Events that shape history not only dominate the news cycle, they eventually shape fiction across all genres. COVID-19 is yet to be at the heart of too many of the stories being released, but it is inevitable we will start to see the impact grow. This might not be stories based around the pandemic, but the little changes that impact our day to day life will start being presented more in books, film and television. Every genre may start seeing this, even if perhaps not quite as facetiously as the below examples indicate:

Romance: ‘She was dressed to impress, a skimpy face mask revealing just a subtle glimpse of nose.’

Crime: ‘Our mission in this case is not to work out whodunnit, but who hasn’t done it,’ the inspector said as they began their quest to find the unvaccinated.

Comedy: After finding out that the virus impacts your smell and taste, I started self-testing by smelling and tasting wine. It’s the first time I’ve ever been willing to have twenty-five medical tests in an evening.

As a travel author, I considered the idea of something along the lines of ‘Sarah’s Sojourn to the Spare Room.’ We’ll see about that!

Many people compare the current pandemic to the Spanish Flu pandemic and while the similarities are obvious, from a fiction writers perspective there are additional elements to consider.

The two world wars bookended a thirty-year period that also saw the Great Depression ravage humanity from an economic perspective. The Spanish Flu pandemic, though responsible for 500 million cases (a third of the worlds population at that time) and up to 50 million deaths, disappeared from the primary consciousness of humanity because of the tumultuous events that surrounded it. In a world where the news and media cycle wasn’t as it is today, Spanish Flu seemed a comparative footnote to the greater global crises.

COVID-19 has arrived in a very different world. We do live in a world that is equally as tumultuous in its own ways, but even as modern life shrinks our world, the issues dominating life are more regional than a century ago. Against this backdrop, COVID-19 has had an incomparable impact.

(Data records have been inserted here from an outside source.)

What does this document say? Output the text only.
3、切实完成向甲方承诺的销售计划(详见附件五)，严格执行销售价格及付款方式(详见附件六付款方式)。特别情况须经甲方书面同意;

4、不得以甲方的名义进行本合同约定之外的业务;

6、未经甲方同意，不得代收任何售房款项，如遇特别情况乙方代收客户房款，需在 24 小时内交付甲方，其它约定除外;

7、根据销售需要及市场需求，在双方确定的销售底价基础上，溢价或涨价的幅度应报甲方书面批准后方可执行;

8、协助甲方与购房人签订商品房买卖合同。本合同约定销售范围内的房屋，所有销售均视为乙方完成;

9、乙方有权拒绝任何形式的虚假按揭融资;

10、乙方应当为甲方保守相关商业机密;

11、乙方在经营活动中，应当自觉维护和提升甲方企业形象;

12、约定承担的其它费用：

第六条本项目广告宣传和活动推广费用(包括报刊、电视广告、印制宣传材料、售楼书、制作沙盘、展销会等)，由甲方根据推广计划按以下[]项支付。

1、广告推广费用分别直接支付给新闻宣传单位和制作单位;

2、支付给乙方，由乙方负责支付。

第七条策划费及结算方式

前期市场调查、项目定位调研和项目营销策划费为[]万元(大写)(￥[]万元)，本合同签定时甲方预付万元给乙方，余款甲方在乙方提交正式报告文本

There are two main factors holding up COVID-19’s place in fiction. The first of these is verisimilitude, which is the desire to have legitimate and accurate background to the story. As the pandemic has progressed, the realities of its impact on life have significantly changed. What a writer would have sought to focus on in mid-2020 would have looked inaccurate and irrelevant a year later. Each new wave has seen different approaches and different outcomes dominate the international landscape. The other major factor is that people living a drama prefer to avoid having the same drama as the focus of their fiction.

The World Wars continue to feature in fiction to this day. Writers always look to the past, even to tell the stories of today. In all of the travel novels I am releasing in the next year, there are varying extents to which World War II features. Survival in Saint Petersburg deals heavily with the worst battle of the war. Getaway in Guernsey features an often-forgotten conflict from the same era. World War II isn’t directly featured in Hurdles in Hobart but the key character is the son of a scarred war veteran, so the war still has a substantial impact on the story.

I have a travel fiction story set in Berlin that is heavily built around the global pandemic and border closures. I have placed it on hold, conscious that I want it to truly reflect the scenario of the place and time. Whatever adjustments are needed, it is something I hope to release when the pandemic has been confined to history.

COVID-19 has changed the world, so that 2022 looks quite different to the world of a couple of years ago. How different it continues to look in another few years will dictate how pronounced its impact will be on fiction in the long-term. Whether we see ‘pandemic fiction’ or the lesser impact of more characters wearing face-masks and socially distancing, only time will tell.